Di Eje Cafetero Kolombia, Kopi Baru Awal

Utama Liburan Kuliner Di Eje Cafetero Kolombia, Kopi Baru Awal

Di Eje Cafetero Kolombia, Kopi Baru Awal

Catatan Editor: Perjalanan mungkin rumit saat ini, tetapi gunakan ide perjalanan inspirasional kami untuk merencanakan petualangan daftar ember Anda berikutnya.

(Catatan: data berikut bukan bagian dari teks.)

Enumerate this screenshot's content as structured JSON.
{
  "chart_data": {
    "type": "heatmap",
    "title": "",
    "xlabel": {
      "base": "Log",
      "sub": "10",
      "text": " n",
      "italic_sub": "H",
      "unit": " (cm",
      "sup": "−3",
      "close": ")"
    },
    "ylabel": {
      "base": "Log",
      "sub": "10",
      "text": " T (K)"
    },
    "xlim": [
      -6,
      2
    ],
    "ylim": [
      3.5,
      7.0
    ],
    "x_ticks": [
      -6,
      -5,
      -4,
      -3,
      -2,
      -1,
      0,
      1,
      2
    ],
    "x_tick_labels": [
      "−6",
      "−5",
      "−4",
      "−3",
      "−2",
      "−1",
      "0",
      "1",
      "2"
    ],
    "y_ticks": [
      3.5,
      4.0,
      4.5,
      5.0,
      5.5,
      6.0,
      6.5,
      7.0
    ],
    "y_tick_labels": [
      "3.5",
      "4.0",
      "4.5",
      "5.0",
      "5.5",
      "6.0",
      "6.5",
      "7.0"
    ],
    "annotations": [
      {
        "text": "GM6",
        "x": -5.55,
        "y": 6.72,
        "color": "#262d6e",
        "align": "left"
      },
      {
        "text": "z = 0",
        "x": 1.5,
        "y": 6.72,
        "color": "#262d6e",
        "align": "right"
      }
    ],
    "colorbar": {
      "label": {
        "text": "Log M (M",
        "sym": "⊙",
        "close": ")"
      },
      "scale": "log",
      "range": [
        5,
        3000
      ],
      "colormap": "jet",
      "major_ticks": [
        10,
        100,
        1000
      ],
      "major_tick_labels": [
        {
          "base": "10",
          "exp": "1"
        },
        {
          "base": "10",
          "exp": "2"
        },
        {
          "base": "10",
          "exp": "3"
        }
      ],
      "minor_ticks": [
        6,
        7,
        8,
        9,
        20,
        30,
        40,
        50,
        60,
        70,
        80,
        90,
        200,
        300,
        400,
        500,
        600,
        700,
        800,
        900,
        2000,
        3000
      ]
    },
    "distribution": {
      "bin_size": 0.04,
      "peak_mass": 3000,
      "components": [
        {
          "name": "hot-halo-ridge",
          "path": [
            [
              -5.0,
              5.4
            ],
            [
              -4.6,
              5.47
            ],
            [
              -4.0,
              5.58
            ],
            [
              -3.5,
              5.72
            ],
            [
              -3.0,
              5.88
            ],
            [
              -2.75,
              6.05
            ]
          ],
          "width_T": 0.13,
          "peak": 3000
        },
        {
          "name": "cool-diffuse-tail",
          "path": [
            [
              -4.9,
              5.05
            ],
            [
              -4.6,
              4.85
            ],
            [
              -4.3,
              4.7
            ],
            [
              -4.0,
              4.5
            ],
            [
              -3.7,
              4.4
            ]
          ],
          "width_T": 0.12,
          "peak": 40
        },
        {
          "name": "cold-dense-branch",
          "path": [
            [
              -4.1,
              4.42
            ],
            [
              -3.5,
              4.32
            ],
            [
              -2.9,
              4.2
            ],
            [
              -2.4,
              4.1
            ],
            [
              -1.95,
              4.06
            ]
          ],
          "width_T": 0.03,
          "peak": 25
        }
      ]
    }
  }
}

Pelanggan pertama yang makan di Helena di dalam tiba dengan menunggang kuda. Itu adalah malam yang sejuk di bulan Oktober 2012, dan koki Alejandro Fajardo Mendoza baru saja menyalakan panggangan di luar rumah berusia seabad yang dia dan rekannya, Jade Gosling, habiskan beberapa bulan sebelumnya untuk memperbaikinya di desa puncak bukit yang sepi di Filandia. Pasangan ini baru saja pindah dari Australia — tempat mereka bertemu di sekolah perhotelan — ke Eje Cafetero, atau Coffee Axis, Kolombia tengah, tempat Fajardo dibesarkan. Dengan menggunakan semua .000 dari tabungan mereka, mereka telah menghilangkan noda jelaga dari dinding batako dan mengecat balok langit-langit dengan nuansa sekolah dasar agar sesuai dengan atap roti jahe dari bangunan yang mengelilingi alun-alun terdekat.

Pada saat itu, Helena Adentro adalah kilasan warna di sebuah desa di mana bisnis yang paling sukses adalah kafe sederhana di sekitar alun-alun. Di sana, para petani berkumpul setiap pagi untuk menyesap sedikit rasa pahit, istilah lokal untuk kopi, yang diterjemahkan secara harfiah (dan tepat) sebagai tinta. Tak lama kemudian, proyek Fajardo dan Gosling akan menjadi restoran paling ambisius dan paling dicintai di Eje Cafetero — dan inti gravitasi di alam semesta petani muda, pemilik restoran, dan pelaku bisnis perhotelan yang berkembang pesat.




Ruang makan di restoran Helena Adentro di Filandia, Kolombia Ruang makan di restoran Helena Adentro di Filandia, Kolombia Ruang makan di restoran Filandia Helena Adentro. | Kredit: Caroll Taveras

Saya tiba di Eje Cafetero melalui jalan yang sulit, berkendara enam jam ke selatan dari Medellín di sepanjang jalan berkelok-kelok yang menghilang di balik kabut, berhenti di pinggir jalan untuk membeli karung manggis ungu manis dan bonbon jagung manis dan jeli jambu. (Departemen Quindío, pusat bersejarah industri kopi Kolombia, juga memiliki bandara di ibu kota regional Armenia.) Saat saya mendekati lembah tengah Quindío yang luas, hujan tiba-tiba mengguyur kaca depan saya — hanya untuk mengering, beberapa saat kemudian, saat awan berpisah di atas lautan perbukitan yang surut, tersapu sinar matahari keperakan.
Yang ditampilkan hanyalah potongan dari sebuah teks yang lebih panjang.